# BIOS Einstellungen SSD & 	ASRock Z68 Extreme4 Gen3 Intel Z68



## h3rrB (28. Januar 2012)

Hallo, sorry ich hab schon gegoogelt aber so richtig schlau werde ich nicht.

ich habe das                                                                                      ASRock Z68 Extreme4 Gen3 Intel Z68 So.1155 Board
und habe dort verbaut 

1. Crucial M4 128GB 
2. Crucial M4 256GB
3. Samsung 500GB 

Nun komme ich nicht klar was ich im Bios einstellen muss bei folgenden Punkten:

Marvel SATA Operation Mode ---> AHCI / IDE
Marvel SAATA3 Bootable --> Yes / No
SATA Mode ---> AHCI / IDE
SATA Aggressive Link Power Management --> Enable / Disable
Harddisk S.M.A.R.T --> Enable / Disable

Das die Frage die SSD´s schliese ich an die 6GB´s anschlüsse sowie die HDD auch 
Der Brenner auch am den 6er oder ist das wurscht wo der dran kommt?

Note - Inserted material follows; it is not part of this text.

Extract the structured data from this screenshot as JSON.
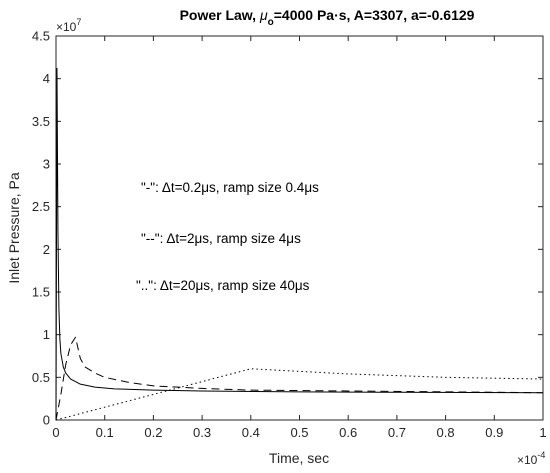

Hoffe mir kann einer helfen weil naja bin ratlos und am verzweifel.
PS. Muss ich noch was einstellen damit ich vom USB Stick die Win7 installation starten kann?
Und gibt es im BIOS noch wichtige einstellungen die unbedingt gemacht werden müssen?

Danke für HILFE.... LG


----------



## dj*viper (28. Januar 2012)

den marvel komplett ausschalten, der ist mist.

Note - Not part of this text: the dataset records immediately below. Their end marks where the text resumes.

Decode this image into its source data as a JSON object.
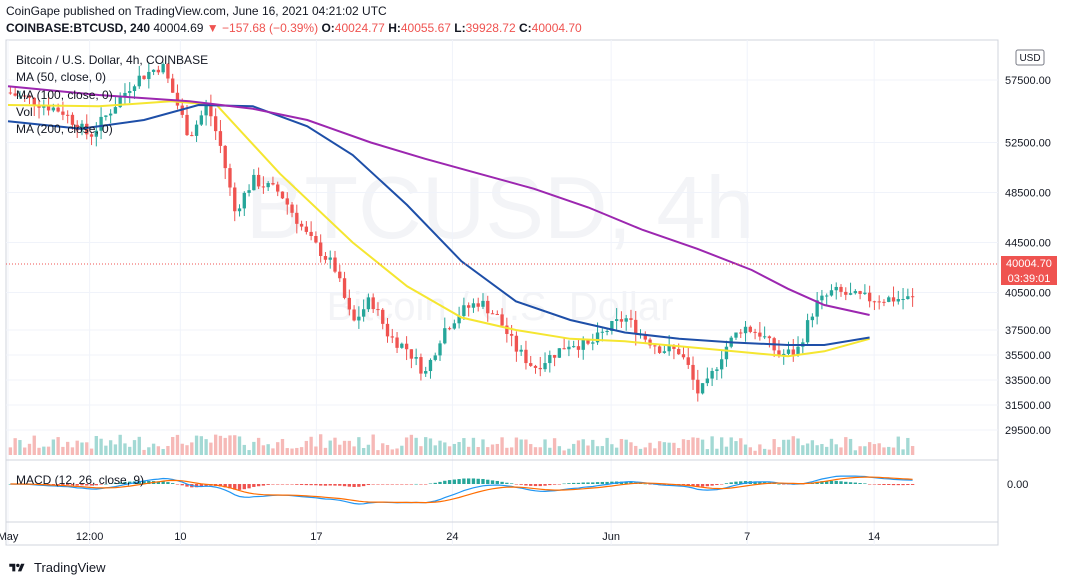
{
  "header": {
    "line1": "CoinGape published on TradingView.com, June 16, 2021 04:21:02 UTC",
    "symbol": "COINBASE:BTCUSD, 240",
    "price": "40004.69",
    "change": "−157.68 (−0.39%)",
    "o_label": "O:",
    "o": "40024.77",
    "h_label": "H:",
    "h": "40055.67",
    "l_label": "L:",
    "l": "39928.72",
    "c_label": "C:",
    "c": "40004.70"
  },
  "legend": {
    "title": "Bitcoin / U.S. Dollar, 4h, COINBASE",
    "ma50": "MA (50, close, 0)",
    "ma100": "MA (100, close, 0)",
    "vol": "Vol",
    "ma200": "MA (200, close, 0)",
    "macd": "MACD (12, 26, close, 9)"
  },
  "watermark": {
    "main": "BTCUSD, 4h",
    "sub": "Bitcoin / U.S. Dollar"
  },
  "currency_badge": "USD",
  "last_price_label": "40004.70",
  "countdown_label": "03:39:01",
  "macd_axis_label": "0.00",
  "footer": {
    "brand": "TradingView"
  },
  "colors": {
    "up": "#26a69a",
    "down": "#ef5350",
    "ma50": "#f5e631",
    "ma100": "#1e4fa8",
    "ma200": "#9c27b0",
    "macd": "#2196f3",
    "signal": "#ff6d00"
  },
  "chart_data": {
    "type": "candlestick",
    "title": "Bitcoin / U.S. Dollar, 4h, COINBASE",
    "y_ticks": [
      "57500.00",
      "52500.00",
      "48500.00",
      "44500.00",
      "40500.00",
      "37500.00",
      "35500.00",
      "33500.00",
      "31500.00",
      "29500.00"
    ],
    "x_ticks": [
      "May",
      "12:00",
      "10",
      "17",
      "24",
      "Jun",
      "7",
      "14"
    ],
    "ylim": [
      27500,
      59500
    ],
    "last_price": 40004.7,
    "price_path": [
      {
        "t": 0,
        "p": 56500
      },
      {
        "t": 0.06,
        "p": 55000
      },
      {
        "t": 0.09,
        "p": 53000
      },
      {
        "t": 0.14,
        "p": 57500
      },
      {
        "t": 0.17,
        "p": 58700
      },
      {
        "t": 0.2,
        "p": 53000
      },
      {
        "t": 0.22,
        "p": 55500
      },
      {
        "t": 0.235,
        "p": 52000
      },
      {
        "t": 0.25,
        "p": 47000
      },
      {
        "t": 0.27,
        "p": 49500
      },
      {
        "t": 0.3,
        "p": 48500
      },
      {
        "t": 0.33,
        "p": 45000
      },
      {
        "t": 0.36,
        "p": 42500
      },
      {
        "t": 0.38,
        "p": 38000
      },
      {
        "t": 0.4,
        "p": 40000
      },
      {
        "t": 0.42,
        "p": 37000
      },
      {
        "t": 0.44,
        "p": 36000
      },
      {
        "t": 0.46,
        "p": 34000
      },
      {
        "t": 0.48,
        "p": 37500
      },
      {
        "t": 0.5,
        "p": 39000
      },
      {
        "t": 0.52,
        "p": 39800
      },
      {
        "t": 0.54,
        "p": 38500
      },
      {
        "t": 0.56,
        "p": 36000
      },
      {
        "t": 0.58,
        "p": 34500
      },
      {
        "t": 0.6,
        "p": 35500
      },
      {
        "t": 0.62,
        "p": 36500
      },
      {
        "t": 0.64,
        "p": 36200
      },
      {
        "t": 0.66,
        "p": 37500
      },
      {
        "t": 0.68,
        "p": 38500
      },
      {
        "t": 0.7,
        "p": 37000
      },
      {
        "t": 0.72,
        "p": 36000
      },
      {
        "t": 0.74,
        "p": 35800
      },
      {
        "t": 0.75,
        "p": 34500
      },
      {
        "t": 0.76,
        "p": 32500
      },
      {
        "t": 0.77,
        "p": 33000
      },
      {
        "t": 0.79,
        "p": 36000
      },
      {
        "t": 0.81,
        "p": 37800
      },
      {
        "t": 0.83,
        "p": 37200
      },
      {
        "t": 0.85,
        "p": 35500
      },
      {
        "t": 0.87,
        "p": 35800
      },
      {
        "t": 0.89,
        "p": 39500
      },
      {
        "t": 0.91,
        "p": 40600
      },
      {
        "t": 0.93,
        "p": 40200
      },
      {
        "t": 0.95,
        "p": 40000
      }
    ],
    "series": [
      {
        "name": "MA (50, close, 0)",
        "points": [
          [
            0,
            55500
          ],
          [
            0.1,
            55400
          ],
          [
            0.18,
            55800
          ],
          [
            0.23,
            55500
          ],
          [
            0.3,
            50000
          ],
          [
            0.38,
            44500
          ],
          [
            0.44,
            41000
          ],
          [
            0.5,
            38500
          ],
          [
            0.56,
            37500
          ],
          [
            0.62,
            36800
          ],
          [
            0.68,
            36600
          ],
          [
            0.74,
            36200
          ],
          [
            0.8,
            35800
          ],
          [
            0.86,
            35400
          ],
          [
            0.9,
            35800
          ],
          [
            0.95,
            36800
          ]
        ]
      },
      {
        "name": "MA (100, close, 0)",
        "points": [
          [
            0,
            54200
          ],
          [
            0.08,
            53600
          ],
          [
            0.15,
            54300
          ],
          [
            0.21,
            55500
          ],
          [
            0.27,
            55400
          ],
          [
            0.33,
            53800
          ],
          [
            0.38,
            51500
          ],
          [
            0.44,
            47500
          ],
          [
            0.5,
            43000
          ],
          [
            0.56,
            39800
          ],
          [
            0.62,
            38300
          ],
          [
            0.68,
            37300
          ],
          [
            0.74,
            36800
          ],
          [
            0.8,
            36500
          ],
          [
            0.86,
            36300
          ],
          [
            0.9,
            36300
          ],
          [
            0.95,
            36900
          ]
        ]
      },
      {
        "name": "MA (200, close, 0)",
        "points": [
          [
            0,
            57000
          ],
          [
            0.1,
            56300
          ],
          [
            0.2,
            55800
          ],
          [
            0.27,
            55200
          ],
          [
            0.33,
            54300
          ],
          [
            0.4,
            52500
          ],
          [
            0.46,
            51200
          ],
          [
            0.52,
            50000
          ],
          [
            0.58,
            48800
          ],
          [
            0.64,
            47300
          ],
          [
            0.7,
            45500
          ],
          [
            0.76,
            44000
          ],
          [
            0.82,
            42300
          ],
          [
            0.86,
            40800
          ],
          [
            0.9,
            39500
          ],
          [
            0.95,
            38700
          ]
        ]
      }
    ]
  }
}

die ssd's an den intel sata3 controller anschliessen. die hdd an sata2.

sata mode AHCI

LPM Disable

Smart enable

für die installtion mit dem stick muss die bootreihenfolge geändert werden.
an erster stelle der usb, dann die hdd/ssd


----------



## h3rrB (28. Januar 2012)

bei Marvel einstellungen auf disable bzw No oder nur den operation mod?


----------



## dj*viper (28. Januar 2012)

*Marvell SATA3 Operation Mode*
This item is for SATA3_M1 and SATA3_M2 ports. Use this to select Marvell SATA3 operation mode. Configuration options: [IDE Mode], [AHCI Mode] and [*Disabled*]. The default value is [IDE Mode].

*SATA Mode*
This item is for SATA3_0, SATA3_1 and SATA2_2 to SATA2_5 ports. Use this to select SATA mode. Con guration options: [IDE Mode], [*AHCI* *Mode*], [RAID Mode] and [Disabled]. The default value is [IDE Mode].

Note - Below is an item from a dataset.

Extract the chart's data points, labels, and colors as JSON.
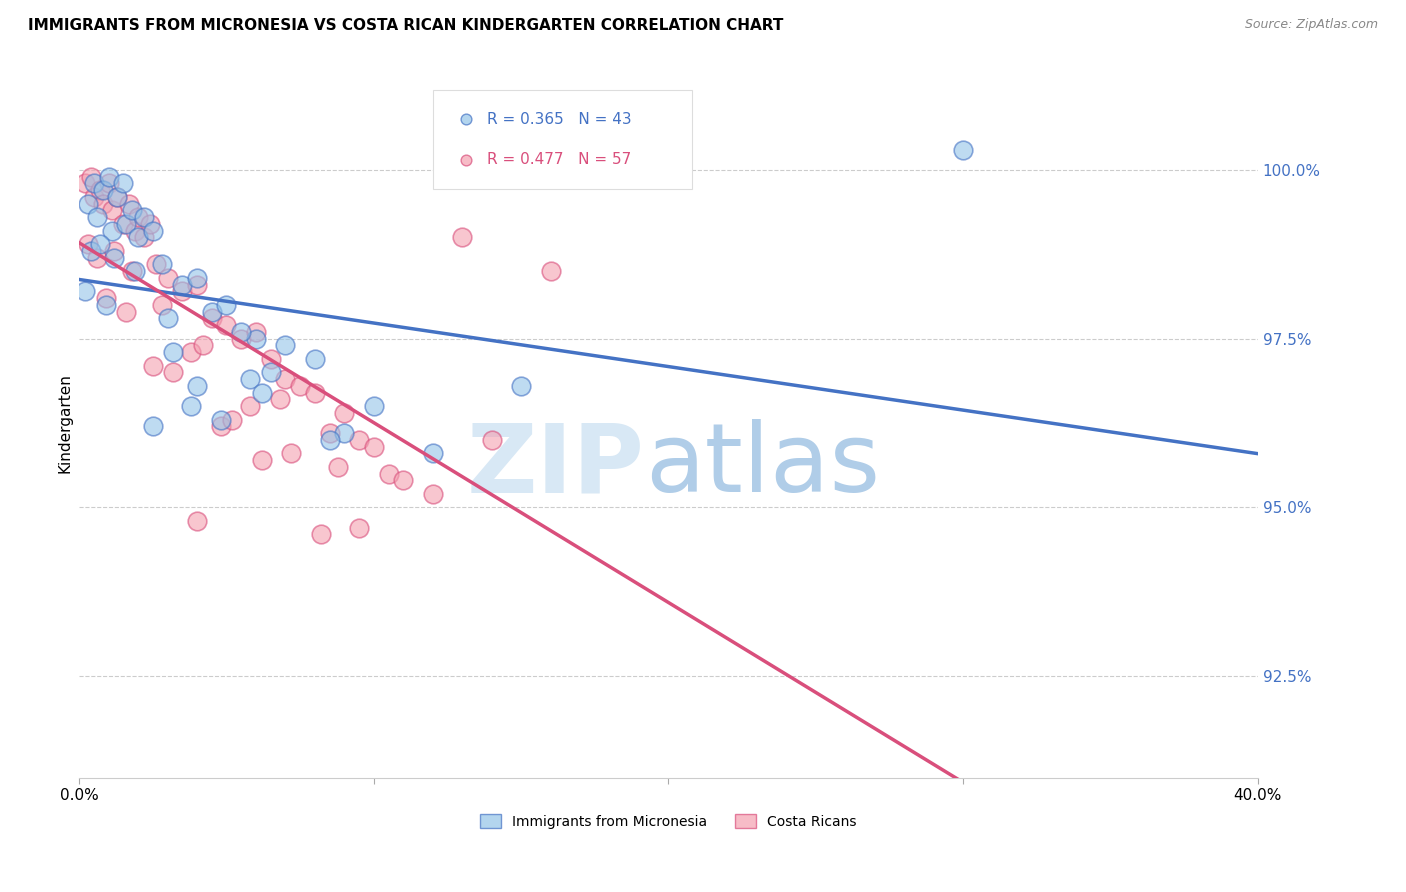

> We recommend to use Intel® Z68 SATA ports (SATA3_0,
> SATA3_1, SATA2_2, SATA2_3, SATA2_4 and SATA2_5) for
> your bootable devices. This will minimum your boot time and
> get the best performance. But if you still want to boot from
> Marvell SATA3 controller, you can still enable this in UEFI.


.

und alles, was du nicht brauchst, ausschalten.
zb 
OnBoard Floppy Controller
Serial Port
Serial Port Address
Infrared Port
CIR Controller


----------



## h3rrB (28. Januar 2012)

okay danke


----------



## Softy (28. Januar 2012)

Das Brett hat ja nur 2x nativ SATA3, daher die beiden SSD's an den Intel SATA3-Port, und die HDD an einen SATA2-Port anschließen.


----------



## h3rrB (28. Januar 2012)

okay danke softy du hast das selbe board glaube ich mal gelesen zu haben. gibt es noch wichtige sachen die ich einstellen müsste ?


----------



## Softy (28. Januar 2012)

Ich würde noch schauen, ob der RAM richtig erkannt wird, ggf. dort das XMP-Profil aktivieren. Sonst musst Du erstmal nichts weiter einstellen, solange Du nicht übertakten willst.


----------



## dj*viper (28. Januar 2012)

hab auch das board, nur ohne gen3.
brauchst eigentlich nicht mehr einstellen, wenn du nicht grad übertaktest.
und alles, was man nicht braucht, ausschalten, hab ich ja bereits erwähnt.
aber vllt softy ja noch nen tip^^


----------



## Softy (28. Januar 2012)

dj*viper schrieb:


> aber vllt softy ja noch nen tip^^



Du willst ja nur meine Spezial Settings für 924 Punkte beim AS SSD Benchmark  Vergiss es 

(Kleiner Scherz )


----------



## dj*viper (28. Januar 2012)

Softy schrieb:


> Du willst ja nur meine Spezial Settings für 924 Punkte beim AS SSD Benchmark  Vergiss es
> 
> (Kleiner Scherz )


 ist bestimmt ein auslesefehler


----------



## h3rrB (28. Januar 2012)

ach ich gebs langsam auf, die ssd´s rennen rest auch nur die hd7970 nicht. schon treiber bei amd geladen aber sie bleibt auf standart karte


----------



## Softy (28. Januar 2012)

Ich versteh nicht ganz, was Du meinst?


----------



## dj*viper (28. Januar 2012)

bin auch grad verwirrt..was hat jetzt die hd7970 mit dem problem zu tun? davon war ja nicht die rede


----------



## h3rrB (28. Januar 2012)

hehe sorry, war ein weiteres problem des neuen systems^^ ist aber behoben  system rennt einfach nur , von daher ein danke an euch zwei ^^


----------



## dj*viper (28. Januar 2012)

puuuhh glück gehabt 

dann weiterhin viel spaß


----------